The men worked hard, without electricity,
with only steam engines and hand tools, removing more than
60,000 ounces of gold, 50,000 ounces of silver, and 60,000
ounces of copper before the rich veins of minerals were
tapped out. Garnet was mostly left to the memories and the
ghosts when the town's remaining merchant, Frank Davey,
died in 1947 and by 1950 the town was deserted.
Restoration work began in 1970 by the Garnet
Preservation Project. The public donated $90,000 worth of
artifacts. The structures being restored include the J.R.
Wells Hotel, Dahl's Saloon, Kelly's Bar, and the F.A. Davey's
Store.
Davey's spirit along with others can be felt
all in this town and especially on the second floor of theWells
Hotel. If you go up the stairs, walk straight towards the
wall without turning, and then look to your left, the open
door leds to one of the most active spirits in the hotel.

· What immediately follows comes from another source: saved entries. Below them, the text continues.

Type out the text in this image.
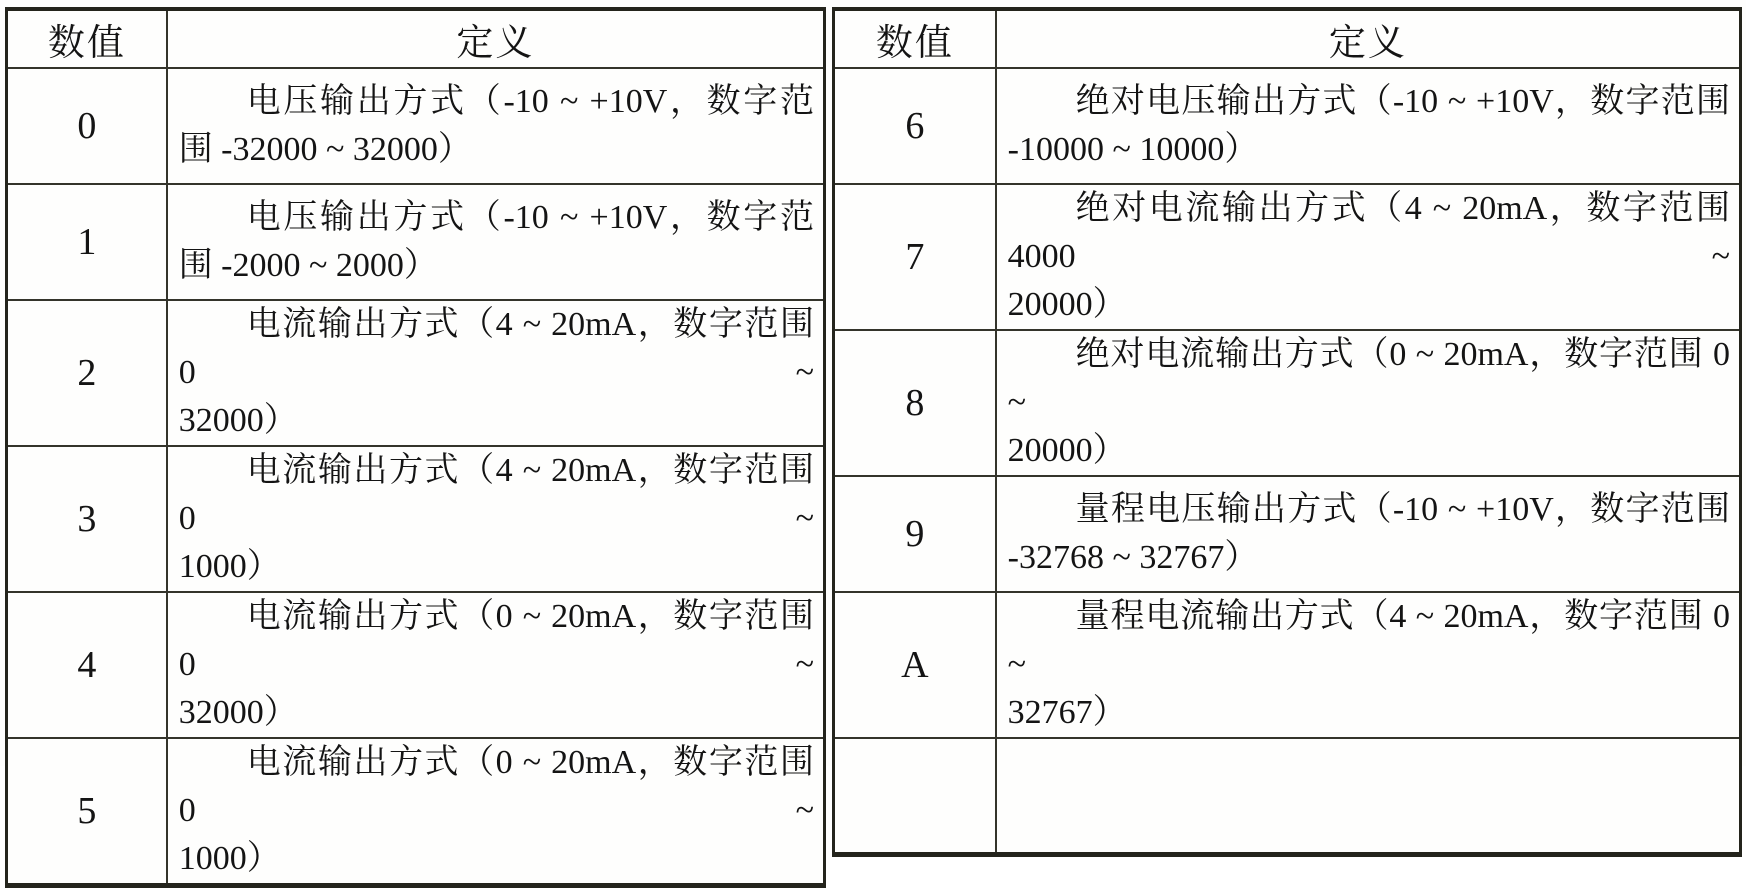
数值	定义
0	电压输出方式（-10 ~ +10V，数字范
围 -32000 ~ 32000）

1	电压输出方式（-10 ~ +10V，数字范
围 -2000 ~ 2000）

2	电流输出方式（4 ~ 20mA，数字范围 0 ~
32000）

3	电流输出方式（4 ~ 20mA，数字范围 0 ~
1000）

4	电流输出方式（0 ~ 20mA，数字范围 0 ~
32000）

5	电流输出方式（0 ~ 20mA，数字范围 0 ~
1000）
数值	定义
6	绝对电压输出方式（-10 ~ +10V，数字范围
-10000 ~ 10000）

7	绝对电流输出方式（4 ~ 20mA，数字范围 4000 ~
20000）

8	绝对电流输出方式（0 ~ 20mA，数字范围 0 ~
20000）

9	量程电压输出方式（-10 ~ +10V，数字范围
-32768 ~ 32767）

A	量程电流输出方式（4 ~ 20mA，数字范围 0 ~
32767）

The mine was owned by two partners. After a disagreement,
one partner sold his share to the other for $50. He later
hanged himself and some suspect his spirit never left the
mine, he regreted selling.
Behind the scenes at Garnet, workers stabilize
the old buildings to keep them from falling down. The goal
is to retain the ghostly nature of the abandoned buildings
while preserving the roofs from caving in and the walls
from giving away. The structures being restored include
the J.R. Wells Hotel, Dahl's Saloon, Kelly's Bar, and the
F.A. Davey's Store.
The Garnet Ghost Town from the west, take
I-90 east to Exit 109, the Bonner Exit. Continue on Highway
200 east for 23 miles. Shortly after the 22 mile marker
turn south at the sign Garnet Ghost Town. The parking lot
is 11 miles up the gravel road.From the east, take I-90
west to Exit 154 for Drummond and follow the Frontage Road
from the west end of Drummond for 10 miles to the Bear Gulch
Road. Turn onto Bear Gulch road at the sign for Garnet.
Proceed 11 miles up the gravel road.Please note the gravel
road is not recommended for trailers or motorhomes.